米Adobe Systemsが、「Adobe AIR」のサポートと機能開発を、米ハーマンに移管すると発表した(参照:
窓の杜)。ハーマンはオーディオ機器などを製造、販売する会社で、2017年にサムスン電子が80億米ドルで買収して完全子会社化している(参照:
Wikipedia)。
「Adobe AIR」は、「Adobe Flash」をパソコンやスマートフォンのアプリケーションとして動かすものだ。「Adobe AIR」を使えば、様々な環境で動くアプリケーションを開発することができる(参照:
Adobe AIR – Wikipedia、
Adobe Flash – Wikipedia)。
私も過去に「Adobe AIR」でソフトを作った経験がある。ただ「Adobe Flash」が縮小を続けている現在、その環境にどれほどの価値があるのかは分からない。
Adobeは2017年に「Flashの開発と提供を2020年で終了する」と発表している。今回「Adobe AIR」の移管を受けたハーマンは、アプリケーションを「Adobe Flash」からHTML5に移行するコンサルティングや移行サポートもおこなっている。
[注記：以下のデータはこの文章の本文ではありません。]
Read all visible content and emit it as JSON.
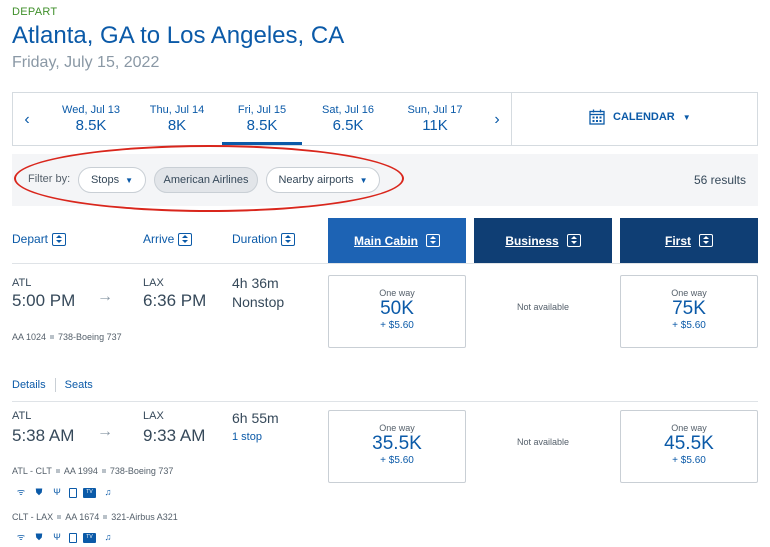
{
  "header": {
    "tag": "DEPART",
    "route": "Atlanta, GA to Los Angeles, CA",
    "date": "Friday, July 15, 2022"
  },
  "date_bar": {
    "prev_icon": "chevron-left-icon",
    "next_icon": "chevron-right-icon",
    "days": [
      {
        "label": "Wed, Jul 13",
        "value": "8.5K",
        "selected": false
      },
      {
        "label": "Thu, Jul 14",
        "value": "8K",
        "selected": false
      },
      {
        "label": "Fri, Jul 15",
        "value": "8.5K",
        "selected": true
      },
      {
        "label": "Sat, Jul 16",
        "value": "6.5K",
        "selected": false
      },
      {
        "label": "Sun, Jul 17",
        "value": "11K",
        "selected": false
      }
    ],
    "calendar_label": "CALENDAR"
  },
  "filters": {
    "label": "Filter by:",
    "stops": "Stops",
    "airline": "American Airlines",
    "nearby": "Nearby airports",
    "results": "56 results"
  },
  "columns": {
    "depart": "Depart",
    "arrive": "Arrive",
    "duration": "Duration",
    "main": "Main Cabin",
    "business": "Business",
    "first": "First"
  },
  "flights": [
    {
      "from": "ATL",
      "to": "LAX",
      "depart_time": "5:00 PM",
      "arrive_time": "6:36 PM",
      "duration": "4h 36m",
      "stops": "Nonstop",
      "flight": "AA 1024",
      "aircraft": "738-Boeing 737",
      "main": {
        "label": "One way",
        "miles": "50K",
        "tax": "+ $5.60"
      },
      "business": "Not available",
      "first": {
        "label": "One way",
        "miles": "75K",
        "tax": "+ $5.60"
      },
      "details_link": "Details",
      "seats_link": "Seats"
    },
    {
      "from": "ATL",
      "to": "LAX",
      "depart_time": "5:38 AM",
      "arrive_time": "9:33 AM",
      "duration": "6h 55m",
      "stops": "1 stop",
      "segment1": {
        "route": "ATL - CLT",
        "flight": "AA 1994",
        "aircraft": "738-Boeing 737"
      },
      "segment2": {
        "route": "CLT - LAX",
        "flight": "AA 1674",
        "aircraft": "321-Airbus A321"
      },
      "main": {
        "label": "One way",
        "miles": "35.5K",
        "tax": "+ $5.60"
      },
      "business": "Not available",
      "first": {
        "label": "One way",
        "miles": "45.5K",
        "tax": "+ $5.60"
      }
    }
  ],
  "amenity_icons": [
    "wifi-icon",
    "shield-icon",
    "usb-icon",
    "phone-icon",
    "tv-icon",
    "music-icon"
  ],
  "colors": {
    "brand_blue": "#0b5aa8",
    "cabin_dark": "#0f3e74",
    "cabin_active": "#1d63b4",
    "depart_green": "#3f8f2a",
    "annotation_red": "#d9261c"
  }
}
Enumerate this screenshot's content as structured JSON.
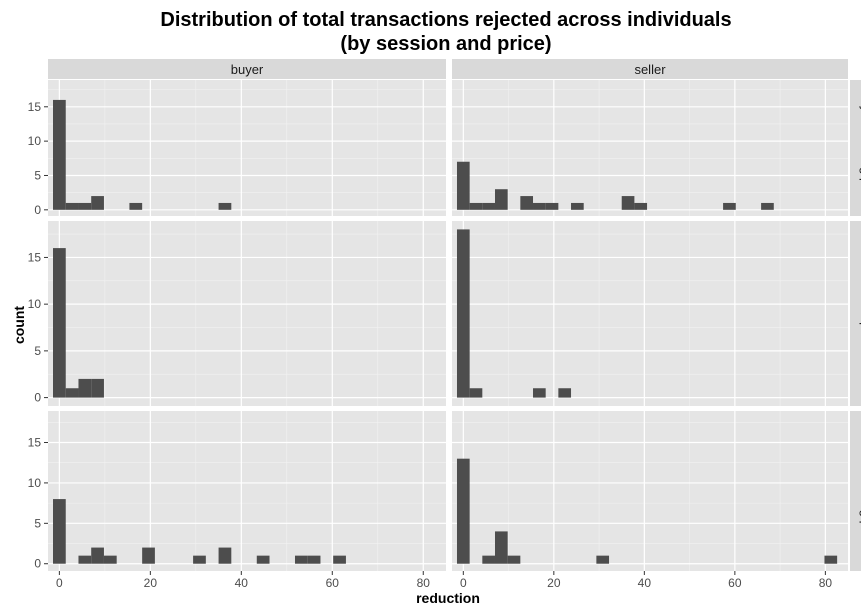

「Adobe Flash」を終了することを決めたAdobeと、移行ビジネスを手掛けるハーマンにとって、都合のよい事業移管だったのだろう(参照:
HARMAN)。
20代前半より若い人は知らないだろうが、日本のインターネットでは「FLASH黄金時代」と呼ばれた時期があった。1998年から2002年頃に始まり、2005年から2007年頃に終焉した(参照:
ニコニコ大百科)。
YouTubeの設立は2005年。ニコニコ動画の設立が2006年。それより前に「Adobe Flash」を利用した動画がネットに溢れていた。多くの人は、こうした動画を通して「Adobe Flash」に触れていた。
また、Flashゲームと呼ばれる「Adobe Flash」を利用したゲームも多く作られた。初期のソーシャルゲームは、携帯電話向けの「Adobe Flash Lite」で開発されているケースも多く見られた。
OSを問わずに、Webブラウザ上でアプリケーションを構築できる「Adobe Flash」は、多くの企業サイトでも利用されていた。
さて、その「Adobe Flash」だが、元々Adobeのものではない。1996年に、アメリカのフューチャーウェーブ・ソフトウェアが開発した。この技術を、同年にマクロメディアが会社ごと買収。2005年に、今度はAdobeがマクロメディアを34億ドルで買収して、2007年に「Macromedia Flash」だった名前を「Adobe Flash」に改名した(参照:
Wikipedia)。
当時Adobeは、よい買い物をしたと思っただろう。しかし、その後「Adobe Flash」は劣勢に追いやられる。一番大きな原因は、モバイルの台頭だった。それも「iPhone」の登場である。